Subsequently, our mobile Value Added Services provide an excellent way for telecom companies to attract subscribers and maximize customer retention. In this competitive era, Telcos have enhanced their array of VAS campaign.
In the telecommunication industry, Value-added Services include:
- SMS voting
- Top up
- Ringback tone
- SMS lotteries
- SMS voting
- Balance checks
- M-commerce and mobile money based services
- Online gaming
- Mobile advertising
- Infotainment and sports services
- Dating and SMS chatting premium services
- OTT and Mobile TV services
- Location-based services
- Devotional applications
- WAP content downloads
- Recorded messages
- Dialing back to the caller to prevent lengthy service waits
It’s important to note that operators update these services frequently depending on the latest trends and needs of their customers.
What is the Importance of Value-added Services?
On one hand, in today’s competitive markets, these services have significant importance. For instance, in terms of revenue, these services provide a significant amount of money to telecom companies by enabling them to upturn average revenue per user.
On the other hand, they enable operators to establish customers’ loyalty. These services also make customers happy. And, customers are more likely to continue using the services of the company that makes them happy. Thus, these services play a significant role in ensuring customer satisfaction and retention.

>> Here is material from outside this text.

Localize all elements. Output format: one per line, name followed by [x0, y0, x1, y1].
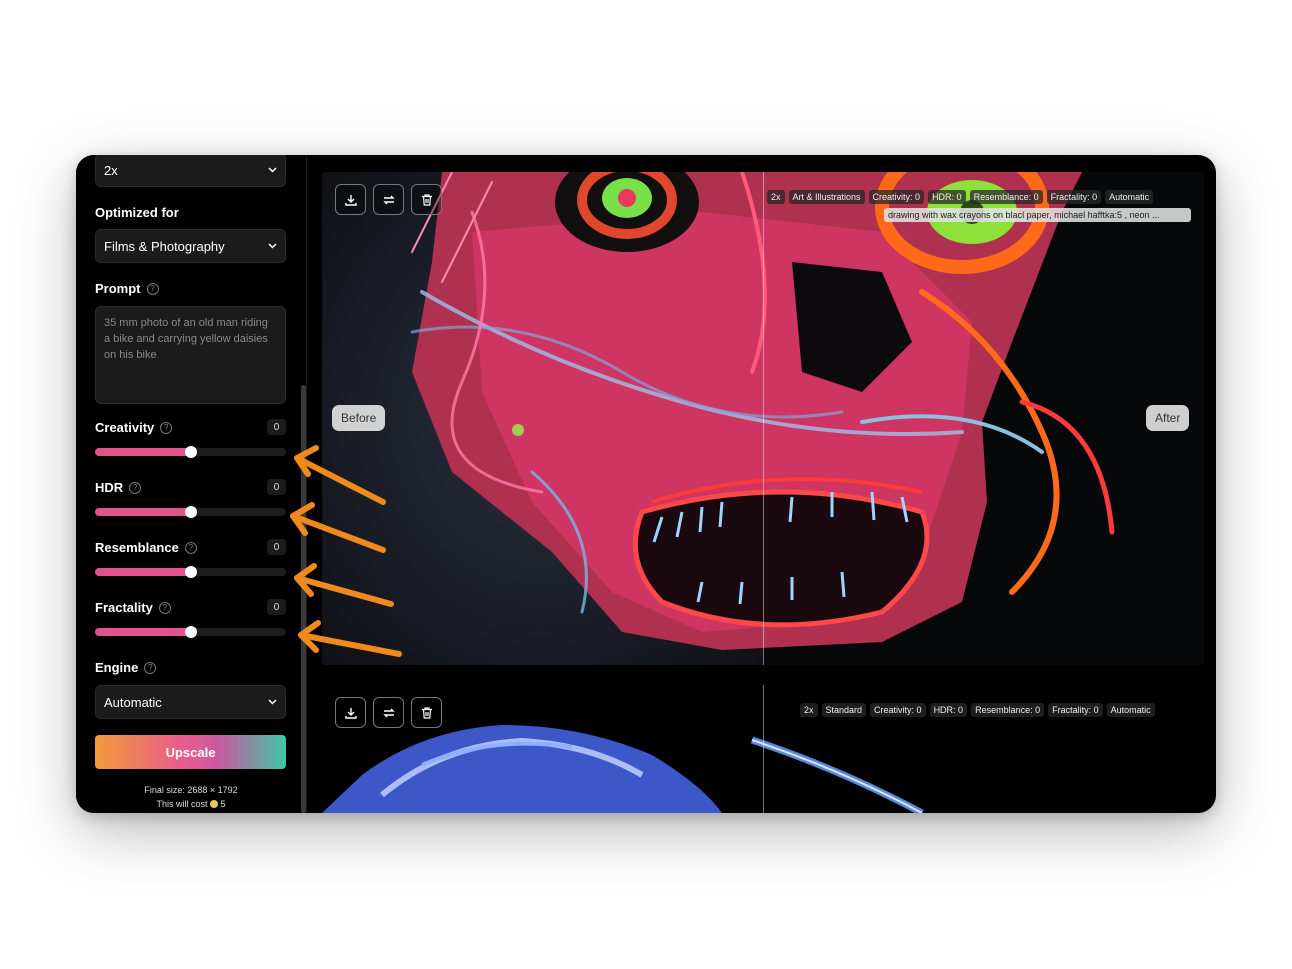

Essentially, telecom companies face competition from other established operators and new frenemies. Such as over-the-top services like Hulu and Netflix, VoIP providers that include Skype and digital content gardens. That includes music streaming services and application stores.
Telecom companies, therefore, face flat growth because of market saturation and maturity as well as commoditization of mobile devices and connectivity services.
Conceptually, telecommunication companies use Value Added Services to improve the value of their standard service offerings and to spur subscribers to use their primary services more and drive up the average revenue per user.
However, modern telecommunication services include the majority of these functions in their standard offerings. As such, the term has now evolved and taken a different meaning.
To counteract such business challenges, telecom companies use VAS as a means to attract more customers, differentiate themselves, as well as boost margins and average revenue per user.